On October 9, 2013, a federal district court dismissed all of the legal claims raised against four online advertising companies in 25 putative class action cases consolidated as In Re Google Inc. Cookie Placement Consumer Privacy Litigation. The cases alleged that consumer plaintiffs’ Safari browsers were set to block third-party cookies, but that code embedded in the  defendants’  advertisements  enabled  them to place third-party cookies on the plaintiffs’ devices. The consolidated complaint charged the defendants with violations of three federal statutes: the Electronic Communications Privacy Act (or “Wiretap Act”), the Stored Communications Act (“SCA”), and the Computer Fraud and Abuse Act (“CFAA”). Plaintiffs also alleged violations of several California state laws against one of the defendants.

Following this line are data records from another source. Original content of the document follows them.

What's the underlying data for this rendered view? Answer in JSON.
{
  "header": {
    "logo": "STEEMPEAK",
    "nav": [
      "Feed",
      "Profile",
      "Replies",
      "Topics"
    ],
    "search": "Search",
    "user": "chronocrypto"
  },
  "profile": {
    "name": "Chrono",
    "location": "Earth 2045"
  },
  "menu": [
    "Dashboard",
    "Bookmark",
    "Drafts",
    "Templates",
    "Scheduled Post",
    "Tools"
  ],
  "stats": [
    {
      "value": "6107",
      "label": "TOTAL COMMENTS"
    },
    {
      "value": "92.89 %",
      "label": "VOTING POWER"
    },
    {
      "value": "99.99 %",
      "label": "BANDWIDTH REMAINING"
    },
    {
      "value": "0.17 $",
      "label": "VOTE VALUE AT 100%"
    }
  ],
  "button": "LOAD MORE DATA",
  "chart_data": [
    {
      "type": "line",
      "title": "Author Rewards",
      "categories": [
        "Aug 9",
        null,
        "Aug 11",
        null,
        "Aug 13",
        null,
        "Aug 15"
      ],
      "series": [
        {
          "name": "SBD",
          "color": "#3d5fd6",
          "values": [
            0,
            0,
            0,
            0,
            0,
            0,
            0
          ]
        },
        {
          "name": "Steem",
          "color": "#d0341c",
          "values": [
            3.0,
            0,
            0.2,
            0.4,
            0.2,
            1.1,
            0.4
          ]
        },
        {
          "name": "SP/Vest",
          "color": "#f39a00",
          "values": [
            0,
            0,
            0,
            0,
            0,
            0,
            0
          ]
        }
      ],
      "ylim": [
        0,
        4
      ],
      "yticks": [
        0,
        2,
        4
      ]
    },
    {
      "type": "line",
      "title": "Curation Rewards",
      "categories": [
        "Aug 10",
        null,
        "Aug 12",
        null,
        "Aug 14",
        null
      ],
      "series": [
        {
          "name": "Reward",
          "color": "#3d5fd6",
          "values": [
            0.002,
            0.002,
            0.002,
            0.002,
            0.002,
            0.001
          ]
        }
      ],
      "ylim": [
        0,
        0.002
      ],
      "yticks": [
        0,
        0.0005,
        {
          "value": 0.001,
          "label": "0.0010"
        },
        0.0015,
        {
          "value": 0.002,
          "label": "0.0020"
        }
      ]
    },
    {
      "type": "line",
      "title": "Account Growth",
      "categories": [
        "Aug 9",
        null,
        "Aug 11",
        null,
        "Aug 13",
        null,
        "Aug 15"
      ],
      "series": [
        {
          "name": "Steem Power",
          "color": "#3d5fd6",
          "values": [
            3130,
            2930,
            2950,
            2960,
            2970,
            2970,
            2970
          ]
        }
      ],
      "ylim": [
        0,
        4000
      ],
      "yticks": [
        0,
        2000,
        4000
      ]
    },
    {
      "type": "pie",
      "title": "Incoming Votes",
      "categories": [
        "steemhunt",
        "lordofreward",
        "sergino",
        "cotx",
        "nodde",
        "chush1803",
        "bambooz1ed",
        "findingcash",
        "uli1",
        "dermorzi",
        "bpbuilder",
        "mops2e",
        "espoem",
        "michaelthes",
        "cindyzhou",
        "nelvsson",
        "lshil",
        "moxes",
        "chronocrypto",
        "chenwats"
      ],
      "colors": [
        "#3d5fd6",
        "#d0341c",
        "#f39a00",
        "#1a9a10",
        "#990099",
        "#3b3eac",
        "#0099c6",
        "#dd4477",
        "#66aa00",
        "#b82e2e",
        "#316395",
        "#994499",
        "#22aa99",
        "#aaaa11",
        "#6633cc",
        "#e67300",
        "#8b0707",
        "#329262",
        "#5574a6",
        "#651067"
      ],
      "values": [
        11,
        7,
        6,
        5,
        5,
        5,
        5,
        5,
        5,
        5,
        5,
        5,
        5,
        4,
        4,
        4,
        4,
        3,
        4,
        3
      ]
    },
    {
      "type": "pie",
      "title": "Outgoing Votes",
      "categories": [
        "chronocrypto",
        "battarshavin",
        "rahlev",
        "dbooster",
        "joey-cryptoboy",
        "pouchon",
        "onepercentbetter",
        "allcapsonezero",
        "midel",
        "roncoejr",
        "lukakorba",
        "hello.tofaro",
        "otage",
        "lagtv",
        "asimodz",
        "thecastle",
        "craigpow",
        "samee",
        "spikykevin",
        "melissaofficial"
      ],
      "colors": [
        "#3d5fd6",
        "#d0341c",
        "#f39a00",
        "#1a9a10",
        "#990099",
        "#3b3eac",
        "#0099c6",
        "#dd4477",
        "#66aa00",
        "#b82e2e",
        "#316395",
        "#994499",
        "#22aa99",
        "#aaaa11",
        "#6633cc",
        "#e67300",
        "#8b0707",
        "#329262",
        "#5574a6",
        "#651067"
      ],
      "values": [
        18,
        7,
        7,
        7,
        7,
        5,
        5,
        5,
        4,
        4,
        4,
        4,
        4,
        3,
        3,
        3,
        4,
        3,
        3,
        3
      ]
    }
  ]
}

The Court, consistent with previous federal decisions involving the use of browser cookies, first held that the plaintiffs lacked standing to bring suit because they failed to allege that they had been injured. The Court found that, even if the defendants had collected plaintiffs’  personally identifiable information via cookies, this would not establish that plaintiffs were thereby deprived of the value of the information. The Court went on to reject  plaintiffs’ arguments that they had standing  based  on  defendants’ alleged violations of their privacy rights protected by the Wiretap Act, SCA, CFAA, and California state laws. In a detailed decision, the Court ruled that the defendants’ alleged cookie practices did not violate any of these laws.